Palm Sunday of the Lord’s Passion
Attitude to the Sufferer (Mark 14: 1-15,47)
The Passover is addressed to make us aware of our attitude to the suffering of Christ.
We live in a time when we can hide behind a mass of people. We adjust our opinions, attitudes, lifestyle … Today’s procession with children in hand is not a folklore event. It is a liturgical act to commemorate a significant event in our salvation history, the entry of the Lord Jesus into Jerusalem. During these days, councils of penitents stand freely and voluntarily in churches to confess their sins. Many realize their failure, seduced by the flesh when they thought that as an individual, they meant nothing.
And yet. Two sentences from today’s gospel affect us each personally. “Hosanna” (Mk 11: 9)! and “Crucify him” (Mark 15:13)!
The words of the Passions came to an end, and the unpleasant words “Hosanna!” And “Crucify!” to Jerusalem and to whom the crowd called: “Hosanna! Blessed is he who comes in the name of the Lord ”(Mark 11: 9)! These are words of blessing. In the Book of Psalms, we read the words of this blessing: “We beseech thee, God, grant us salvation, we beseech thee, O God, grant us good luck” (Ps 117:25). And to the same Christ in the courtyard of Pilate, the mass of the people, the exalted crowd shouts death: “Crucify him” (Mark 15:13)!
It is also the heart of man. He can love and hate, celebrate and tread. So is my heart. How easy it is to call “Hosanna!” When everything is joy and well-being when there is peace. It is just as easy to shout, “Crucify him!” When life is not going the way we want it when God asks us for something else. That historic Sunday continues today. Even today, the crowds fill the churches. Even today, they have branches in their hands, and even today, the call is “Hosanna.” But even today, the crowd cries out with their common sin, and each man with his sin “crucify him.”

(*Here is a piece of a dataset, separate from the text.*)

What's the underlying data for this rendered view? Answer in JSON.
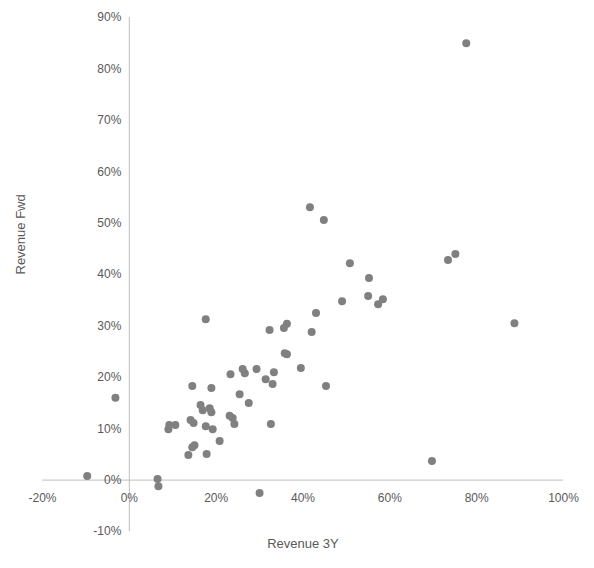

The mystery of Jesus’ Passion and Resurrection continues. Jesus lives in the glory of heaven, but also the history of the world and the Church, in the history of the life of each of us. How would I behave when Christ entered Jerusalem and in the court of Pilate? Would we, too, be part of the mass, the crowd?

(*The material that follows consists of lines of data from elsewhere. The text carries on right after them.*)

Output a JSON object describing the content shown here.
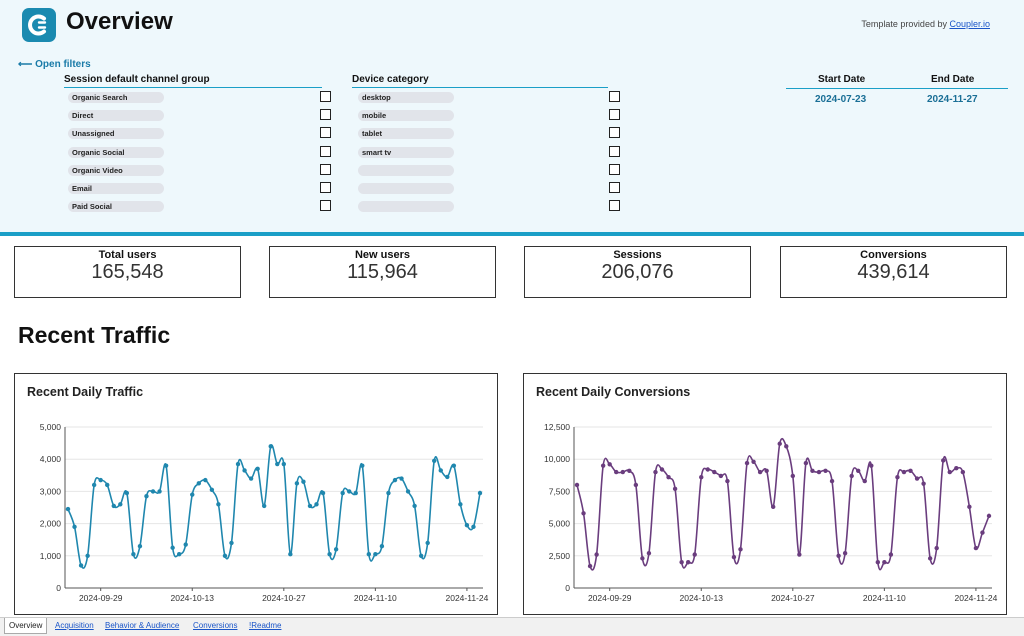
{
  "header": {
    "title": "Overview",
    "provided_prefix": "Template provided by ",
    "provided_link": "Coupler.io",
    "open_filters": "⟵ Open filters"
  },
  "filters": {
    "channel": {
      "label": "Session default channel group",
      "options": [
        "Organic Search",
        "Direct",
        "Unassigned",
        "Organic Social",
        "Organic Video",
        "Email",
        "Paid Social"
      ]
    },
    "device": {
      "label": "Device category",
      "options": [
        "desktop",
        "mobile",
        "tablet",
        "smart tv",
        "",
        "",
        ""
      ]
    },
    "dates": {
      "start_label": "Start Date",
      "end_label": "End Date",
      "start_value": "2024-07-23",
      "end_value": "2024-11-27"
    }
  },
  "kpis": [
    {
      "label": "Total users",
      "value": "165,548"
    },
    {
      "label": "New users",
      "value": "115,964"
    },
    {
      "label": "Sessions",
      "value": "206,076"
    },
    {
      "label": "Conversions",
      "value": "439,614"
    }
  ],
  "section_title": "Recent Traffic",
  "colors": {
    "accent": "#1a9fc7",
    "traffic": "#1f87ae",
    "conversions": "#6a3d7e"
  },
  "chart_data": [
    {
      "type": "line",
      "title": "Recent Daily Traffic",
      "xlabel": "",
      "ylabel": "",
      "ylim": [
        0,
        5000
      ],
      "yticks": [
        0,
        1000,
        2000,
        3000,
        4000,
        5000
      ],
      "ytick_labels": [
        "0",
        "1,000",
        "2,000",
        "3,000",
        "4,000",
        "5,000"
      ],
      "xtick_labels": [
        "2024-09-29",
        "2024-10-13",
        "2024-10-27",
        "2024-11-10",
        "2024-11-24"
      ],
      "xtick_index": [
        5,
        19,
        33,
        47,
        61
      ],
      "series": [
        {
          "values": [
            2450,
            1900,
            700,
            1000,
            3200,
            3350,
            3200,
            2550,
            2600,
            2950,
            1050,
            1300,
            2850,
            3000,
            3000,
            3800,
            1250,
            1050,
            1350,
            2900,
            3250,
            3350,
            3050,
            2600,
            1000,
            1400,
            3850,
            3650,
            3400,
            3700,
            2550,
            4400,
            3850,
            3850,
            1050,
            3250,
            3300,
            2550,
            2600,
            2950,
            1050,
            1200,
            2950,
            3000,
            2950,
            3800,
            1050,
            1050,
            1300,
            2950,
            3350,
            3400,
            3000,
            2550,
            1000,
            1400,
            3950,
            3650,
            3450,
            3800,
            2600,
            1950,
            1900,
            2950
          ]
        }
      ]
    },
    {
      "type": "line",
      "title": "Recent Daily Conversions",
      "xlabel": "",
      "ylabel": "",
      "ylim": [
        0,
        12500
      ],
      "yticks": [
        0,
        2500,
        5000,
        7500,
        10000,
        12500
      ],
      "ytick_labels": [
        "0",
        "2,500",
        "5,000",
        "7,500",
        "10,000",
        "12,500"
      ],
      "xtick_labels": [
        "2024-09-29",
        "2024-10-13",
        "2024-10-27",
        "2024-11-10",
        "2024-11-24"
      ],
      "xtick_index": [
        5,
        19,
        33,
        47,
        61
      ],
      "series": [
        {
          "values": [
            8000,
            5800,
            1700,
            2600,
            9500,
            9600,
            9000,
            9000,
            9100,
            8000,
            2300,
            2700,
            9000,
            9200,
            8600,
            7700,
            2000,
            2000,
            2600,
            8600,
            9200,
            9000,
            8700,
            8300,
            2400,
            3000,
            9700,
            9800,
            9000,
            9100,
            6300,
            11200,
            11000,
            8700,
            2600,
            9700,
            9100,
            9000,
            9100,
            8300,
            2500,
            2700,
            8700,
            9100,
            8300,
            9500,
            2000,
            2000,
            2600,
            8600,
            9000,
            9100,
            8500,
            8100,
            2300,
            3100,
            9900,
            9000,
            9300,
            9000,
            6300,
            3100,
            4300,
            5600
          ]
        }
      ]
    }
  ],
  "tabs": [
    "Overview",
    "Acquisition",
    "Behavior & Audience",
    "Conversions",
    "!Readme"
  ]
}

History is also today, my life. It is a memento for us today to act as brothers and sisters of the Lord Jesus and not as people without our own judgment. Free will and reason are values that we must not abuse against each other. Jesus redeemed us and saved us. He suffered and died for us, but he also rose from the dead for us. In this week, which we call Holy or Good Week, it is right that we realize the meaning of each of our thoughts, each of our words, and each of our deeds. They will either be our reward or our punishment. The pretense does not stand before God. It is right that we get to know our attitude, our face as soon as possible so that it benefits us. Let us not forget this even during the sacramental reconciliation.
Our desire is for us to persevere in joyful shouting, not only today but also tomorrow, until the end of time. Bishop Fulton Sheen talks about his experience. He was invited to a conference in a city where he had not yet been. He met a boy on the street and asked him on the way to the hotel. The boy answered and immediately asked him who he was. In response, the bishop told him that he was a bishop. The boy didn’t say anything, so he kept asking, “And what are you doing? What are you doing?” : “You don’t know the way to the hotel, and you want to show the way to heaven?”
For us, this means that it is not enough to talk about Christ’s suffering. It is necessary to follow Christ. After the Passover Sacrament of Reconciliation, a change of life is needed. Stand out from the masses. Do not compare with others. Take a radical attitude toward sin, especially your own.